Schireson sensei and friend, Hokkeji, Japan. Original image and Grace's good words here. Further on down, the image of First Church Boston can be located at good ol' Wikipedia.
Blooming on a busy corner of Boston's gorgeous, historical Back Bay is First Church Boston, where a modest wattle-and-daub room for worship created by the founders of Boston eventually grew into a soaring-from-the-ashes phoenix of an early-70's architectural dream of a church. And this is where I found myself, by no small miracle, this past Saturday night: staring into a bright night sky through the odd frame of a burnt-out rose window.
By miracle, I do mean miracle. Like many an at-home mama, I'm not quite sure how I made it out of the house, into the car and down the street after the day I had. And I'm less sure of how I managed to navigate the unfamiliar streets to actually make it to Marlborough Street armed with only a few scribbled notes from Google maps and an intuitive guess where street signs were lacking. But nevermind that-- once I arrived, I actually found a parking space right in front, thankyouverymuch. Indeed by then it was a miracle that I made it just in the nick of time for a short period of zazen. After all, the sit was scheduled to begin at 6:15, and I had only just wedged myself into the aforementioned miracle-parking-spot at precisely 6:14...
Yet even that was not the real miracle of the night; did I mention I somehow had enough time to quickly visit the ladies' restroom? Ah, me, late as I was, I did; and just as I ran up a long flight of stairs and slipped off my shoes and snuck onto an available zafu, Zen teacher, abbess and author Grace Schireson bowed and snuck on to her own directly across from mine. Grace has been on the circuit promoting her new book, Zen Women: Beyond Tea Ladies, Iron Maidens, and Macho Masters, and tonight she was to share an intimate talk with some of the sangha of Boundless Way Zen.
It was rather a miracle that I found myself meditating beside her, and not just because of that incredible, aforementioned parking spot. No, I'd actually had it in mind to meet Grace for about 4 years now, an impulse harking back to the days when I lived in Northern California, closer to my own Zen teacher who encouraged me to join the two of them at an all-women's retreat at Grace's Empty Nest Zendo. But as it was I was nursing a new babe-in-arms, and though they promised to accommodate, such a retreat was (and has been) a luxury of thought only. One day, has been my mantra. Maybe next year. You can imagine my excitement, then, when I learned she was coming to me-- in a way, it felt to me that my own teacher, and even the entire energy of that all-women zen retreat, would somehow be in the room with her. (The joy of that thought helped my navigation through the squirrelier parts of Boston rush-hour traffic, I can assure you.)
Yet even the serendipity of that was not the real miracle of the evening.
The real miracle, the real grace of Grace, her book and this talk tonight was the imparting of a long-held secret: the reality and beauty of a women's Zen Buddhist lineage.
Lineage is the cornerstone of Zen; it offers something of an immediate access to Buddha himself, as if saying the names of the people he touched somehow allows us to touch him, too. At any rate, the offering of this chant also reminds the practitioner of just how close we are to Buddha, and how long our history with him has been. So it was that each day in our Soto service at my temple, we chanted the names of the... patriarchs. And so how sweetly it is I can remember the surprise of tears that came the first time I chanted the names of our female Buddhist ancestors. The woman who would later become my teacher had brought the list with her to share during the sesshin that culminated with my ordination ceremony. I had had no idea that just reading the names of these women would draw such a strong, emotional response! The real gift of Grace's book, then, is that she has gathered so many of these Zen ancestors' stories into one place, into one resource. She has given them light of day, and granted new life to what were once (in lucky instances) just names on a page.

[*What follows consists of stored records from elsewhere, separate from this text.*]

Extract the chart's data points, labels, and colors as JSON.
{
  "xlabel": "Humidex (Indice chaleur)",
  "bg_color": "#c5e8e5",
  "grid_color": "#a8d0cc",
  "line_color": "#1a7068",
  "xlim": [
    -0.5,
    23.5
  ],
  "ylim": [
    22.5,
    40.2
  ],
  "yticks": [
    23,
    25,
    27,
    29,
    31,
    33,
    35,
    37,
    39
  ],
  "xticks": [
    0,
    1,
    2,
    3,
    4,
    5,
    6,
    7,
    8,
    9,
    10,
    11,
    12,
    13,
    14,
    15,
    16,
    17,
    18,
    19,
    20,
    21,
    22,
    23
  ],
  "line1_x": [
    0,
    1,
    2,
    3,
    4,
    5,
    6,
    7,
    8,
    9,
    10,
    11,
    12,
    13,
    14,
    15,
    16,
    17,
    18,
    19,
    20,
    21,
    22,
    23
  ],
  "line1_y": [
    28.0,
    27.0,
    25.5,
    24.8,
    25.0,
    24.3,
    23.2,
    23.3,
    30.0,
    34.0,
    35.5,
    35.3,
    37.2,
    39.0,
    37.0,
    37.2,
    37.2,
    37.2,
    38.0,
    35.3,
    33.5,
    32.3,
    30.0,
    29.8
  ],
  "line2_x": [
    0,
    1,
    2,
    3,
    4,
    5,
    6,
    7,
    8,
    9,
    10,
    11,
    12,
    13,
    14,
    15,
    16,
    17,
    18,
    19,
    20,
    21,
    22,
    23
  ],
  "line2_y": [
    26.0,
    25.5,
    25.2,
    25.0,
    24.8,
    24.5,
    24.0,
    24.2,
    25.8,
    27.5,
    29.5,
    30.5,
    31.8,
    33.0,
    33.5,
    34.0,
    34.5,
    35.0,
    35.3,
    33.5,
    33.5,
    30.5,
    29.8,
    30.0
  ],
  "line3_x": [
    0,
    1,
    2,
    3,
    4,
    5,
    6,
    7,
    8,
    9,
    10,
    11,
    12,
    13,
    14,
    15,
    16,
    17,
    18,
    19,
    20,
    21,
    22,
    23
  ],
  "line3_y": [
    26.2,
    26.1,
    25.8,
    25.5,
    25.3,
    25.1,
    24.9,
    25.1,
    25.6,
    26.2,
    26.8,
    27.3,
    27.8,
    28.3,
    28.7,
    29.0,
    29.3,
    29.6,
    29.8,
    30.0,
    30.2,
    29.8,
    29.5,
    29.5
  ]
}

It's hard to explain why this is important; rather, I trust that my body and my psyche know it is. For it is still true that in many parts of the world, and in many instances here at home in our own Western culture (78 cents on the man's dollar, anyone?), women are conveniently regarded as second-class citizens. And even if this is not at the center of one's concentration, the shame of being treated as less-than-whole emerges in interesting, least-expected ways, such as crying one's way through a most touching lineage chant.
As for that chant? Sure enough, the paper carrying all those women's names was folded up and recycled once the sesshin was through. And although the addition of those names cost perhaps 2 minutes extra time during our daily morning service, we never again chanted them. Does sex-- the female sex-- matter in Buddhism? If we are all one, what does it matter? It's a long debate and it certainly deserves its own post, but my focus right now is the grace that came once those names were given breath, once those women's stories were given life.
When something that you had no idea was missing shows up in your life, it is profound and permanently altering. And how appropriate it seemed to me then that I should find myself at the end of my first Saturday-night-out in a long while gazing up at the burnt-out grandness of a 19th century rose window, the fresh breath of a late-summer night breezing through an untold past feeding my own breath, my own hope. Here, here then, to 'untold' pasts made manifest!